The Witch is soaked in the suspicion of female intelligence and sexuality that characterised the old religions. This is not the first film in which a young girl passing into puberty – in this case, the eldest daughter, Tomasin – triggers subjective horrors.
“Yeah. My character is reaching the end of all that. She’s probably had her last baby. And Tomasin is just coming into that. She’s a free spirit and she can’t contain it. That disturbs my character.
“This is an era – you think of Salem – when women were burned and drowned for being witches. It was interesting to consider how difficult it was to be a woman in those times.”
Those problems persist. Religions still constrict and confine female freedoms. “Oh, yeah,” Dickie says. “Scotland still has some very strict religions that hold to the Ten Commandments.”
Travelling family
Dickie was born in East Kilbride and raised in various far-flung bits of Scotland.
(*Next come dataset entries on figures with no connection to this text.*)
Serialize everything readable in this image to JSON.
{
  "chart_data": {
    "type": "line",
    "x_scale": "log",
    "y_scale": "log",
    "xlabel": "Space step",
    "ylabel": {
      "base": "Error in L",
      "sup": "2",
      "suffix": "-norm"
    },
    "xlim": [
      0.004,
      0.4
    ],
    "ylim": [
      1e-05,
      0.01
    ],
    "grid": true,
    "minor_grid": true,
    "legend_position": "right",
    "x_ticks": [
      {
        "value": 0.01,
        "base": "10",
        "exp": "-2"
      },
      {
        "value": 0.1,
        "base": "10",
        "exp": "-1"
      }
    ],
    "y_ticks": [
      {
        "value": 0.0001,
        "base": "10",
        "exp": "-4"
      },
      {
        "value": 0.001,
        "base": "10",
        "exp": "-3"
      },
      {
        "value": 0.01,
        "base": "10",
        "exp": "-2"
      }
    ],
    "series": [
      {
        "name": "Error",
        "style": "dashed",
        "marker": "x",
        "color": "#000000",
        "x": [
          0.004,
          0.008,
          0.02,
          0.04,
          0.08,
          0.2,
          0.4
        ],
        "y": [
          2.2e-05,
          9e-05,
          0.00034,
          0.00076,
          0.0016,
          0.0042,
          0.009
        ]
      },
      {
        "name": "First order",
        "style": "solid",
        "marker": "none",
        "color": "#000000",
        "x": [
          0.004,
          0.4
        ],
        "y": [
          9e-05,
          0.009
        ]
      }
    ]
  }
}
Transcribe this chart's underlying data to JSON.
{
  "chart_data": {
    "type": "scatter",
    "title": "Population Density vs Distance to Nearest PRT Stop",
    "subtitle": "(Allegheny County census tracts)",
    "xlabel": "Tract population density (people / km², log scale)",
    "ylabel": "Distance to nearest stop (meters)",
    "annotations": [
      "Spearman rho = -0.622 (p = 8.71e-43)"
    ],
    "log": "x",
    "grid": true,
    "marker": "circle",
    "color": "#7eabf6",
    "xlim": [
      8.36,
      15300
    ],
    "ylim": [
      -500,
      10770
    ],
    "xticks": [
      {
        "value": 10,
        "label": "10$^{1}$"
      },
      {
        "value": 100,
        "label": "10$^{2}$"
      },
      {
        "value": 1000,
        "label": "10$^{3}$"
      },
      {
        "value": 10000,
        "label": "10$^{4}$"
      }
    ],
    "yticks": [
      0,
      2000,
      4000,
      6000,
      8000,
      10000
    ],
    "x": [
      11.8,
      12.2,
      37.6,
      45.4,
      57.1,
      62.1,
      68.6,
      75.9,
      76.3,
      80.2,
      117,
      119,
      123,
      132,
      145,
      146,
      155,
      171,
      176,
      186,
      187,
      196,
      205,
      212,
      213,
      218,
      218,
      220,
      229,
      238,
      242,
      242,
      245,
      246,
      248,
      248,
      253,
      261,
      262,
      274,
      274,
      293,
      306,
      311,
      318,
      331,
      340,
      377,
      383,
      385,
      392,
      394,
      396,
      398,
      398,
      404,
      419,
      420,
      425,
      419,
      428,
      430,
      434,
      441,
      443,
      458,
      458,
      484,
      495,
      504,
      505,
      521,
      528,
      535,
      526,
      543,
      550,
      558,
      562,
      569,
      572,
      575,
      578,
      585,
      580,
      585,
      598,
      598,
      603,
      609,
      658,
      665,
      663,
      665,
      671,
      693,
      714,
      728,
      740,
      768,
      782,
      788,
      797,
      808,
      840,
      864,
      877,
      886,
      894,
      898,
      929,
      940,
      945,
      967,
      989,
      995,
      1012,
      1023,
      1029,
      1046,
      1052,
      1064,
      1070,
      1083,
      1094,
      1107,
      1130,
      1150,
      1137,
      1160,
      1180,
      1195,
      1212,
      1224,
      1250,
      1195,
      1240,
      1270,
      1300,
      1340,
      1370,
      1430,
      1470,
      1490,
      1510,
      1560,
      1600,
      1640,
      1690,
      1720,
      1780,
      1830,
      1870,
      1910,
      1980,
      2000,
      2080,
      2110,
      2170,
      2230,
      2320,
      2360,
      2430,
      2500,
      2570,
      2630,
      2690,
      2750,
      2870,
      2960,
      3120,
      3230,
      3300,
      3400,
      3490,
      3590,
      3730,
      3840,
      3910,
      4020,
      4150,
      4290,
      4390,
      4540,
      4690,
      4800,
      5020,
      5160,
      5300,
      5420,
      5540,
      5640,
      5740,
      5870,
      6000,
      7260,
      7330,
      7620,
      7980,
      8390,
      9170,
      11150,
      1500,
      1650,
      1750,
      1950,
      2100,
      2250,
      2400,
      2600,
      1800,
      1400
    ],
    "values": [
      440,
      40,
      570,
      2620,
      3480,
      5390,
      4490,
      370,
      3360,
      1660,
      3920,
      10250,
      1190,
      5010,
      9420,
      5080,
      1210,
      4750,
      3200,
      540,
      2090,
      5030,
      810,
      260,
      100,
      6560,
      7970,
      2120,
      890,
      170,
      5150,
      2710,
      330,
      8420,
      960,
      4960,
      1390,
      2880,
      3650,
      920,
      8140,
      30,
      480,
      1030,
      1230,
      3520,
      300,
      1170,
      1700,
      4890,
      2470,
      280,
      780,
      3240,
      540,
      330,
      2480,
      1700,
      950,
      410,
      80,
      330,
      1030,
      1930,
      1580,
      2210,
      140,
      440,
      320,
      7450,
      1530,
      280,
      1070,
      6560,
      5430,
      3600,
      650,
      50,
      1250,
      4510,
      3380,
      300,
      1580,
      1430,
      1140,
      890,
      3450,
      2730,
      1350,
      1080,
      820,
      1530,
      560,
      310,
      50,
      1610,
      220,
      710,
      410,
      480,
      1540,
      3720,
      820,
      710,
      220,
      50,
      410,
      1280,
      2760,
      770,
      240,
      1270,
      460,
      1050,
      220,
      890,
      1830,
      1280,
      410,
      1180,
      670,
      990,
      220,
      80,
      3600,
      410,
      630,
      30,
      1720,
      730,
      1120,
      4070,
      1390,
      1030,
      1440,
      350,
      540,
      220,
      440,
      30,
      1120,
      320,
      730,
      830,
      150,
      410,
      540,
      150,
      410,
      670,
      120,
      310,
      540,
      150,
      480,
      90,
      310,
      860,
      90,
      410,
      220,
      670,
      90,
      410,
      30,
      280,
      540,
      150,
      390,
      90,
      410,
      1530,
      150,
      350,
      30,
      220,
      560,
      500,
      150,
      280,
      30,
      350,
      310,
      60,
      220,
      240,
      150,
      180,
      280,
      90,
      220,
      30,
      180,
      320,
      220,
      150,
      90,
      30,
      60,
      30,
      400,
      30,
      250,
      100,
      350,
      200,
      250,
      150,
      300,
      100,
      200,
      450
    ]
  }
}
Her dad, a gardener, had “itchy feet”, and the family found itself in Lanarkshire, Perthshire and Ayrshire. She eventually went to drama school in Glasgow and has remained there ever since.
I have heard actors say that a peripatetic childhood can be useful: they learn to adapt as the environment changes. Personae are altered to suit each new home. Dickie thinks this is true.
“I have a big mouth anyway. But I think it helps to develop your big mouth. You’re the new girl and you learn how to fit in quickly. It definitely did hold me in good stead.”
As she tells it, she had "10 or 12 years as a jobbing actor". She served her time on episodes of Taggart and Rab C Nesbitt. She played Electra and Andromache on stage. Red Road, a fierce realist piece, changed everything. Film opened up to her. Yet she has stubbornly refused to move from her home in Glasgow. The idea must have been raised.
“I’ve been tempted a few times,” Dickie says. “But London is so ridiculously expensive. I have an 11-year-old daughter, and I wouldn’t want to get involved in the whole school thing. And I really love Glasgow. It stole my heart. I meant to stay for just three years and I never left.”
- The Witch is on general release
TOIL AND TROUBLE: FIVE GREAT FILM WITCHES
The Evil Queen in Snow White and the Seven Dwarfs (1937)
The deceptively kindly hag with the apple fits the standard model, but it’s as the glamorous Queen Grimhilde that the antagonist really registers. Clearly the sexiest “of them all”.
The Wicked Witch of the West in The Wizard of Oz (1939)
Well, obviously. Margaret Hamilton nailed the role so perfectly that her performance became the standard witch archetype.
Gillian Holroyd in Bell, Book and Candle (1958)
The creators of Bewitched owned up that they modelled their creation on Kim Novak’s performance as a glamorous downtown witch in Richard Quine’s luscious sex comedy.
Mater Suspiriorum in Suspiria (1977)
Dario Argento’s best-known horror film concerns an ancient witch who hides in the lower reaches of a Black Forest dance academy. Star Jessica Harper claims the uncredited actor was a “90-year-old hooker”.
The Grand High Witch in The Witches (1990)
Angelica Huston will take no offence if we say she was born to play the senior witch (inset) in Nic Roeg's adaptation of a classic Roald Dahl novel. As agreeably nasty as all the best of that writer's work.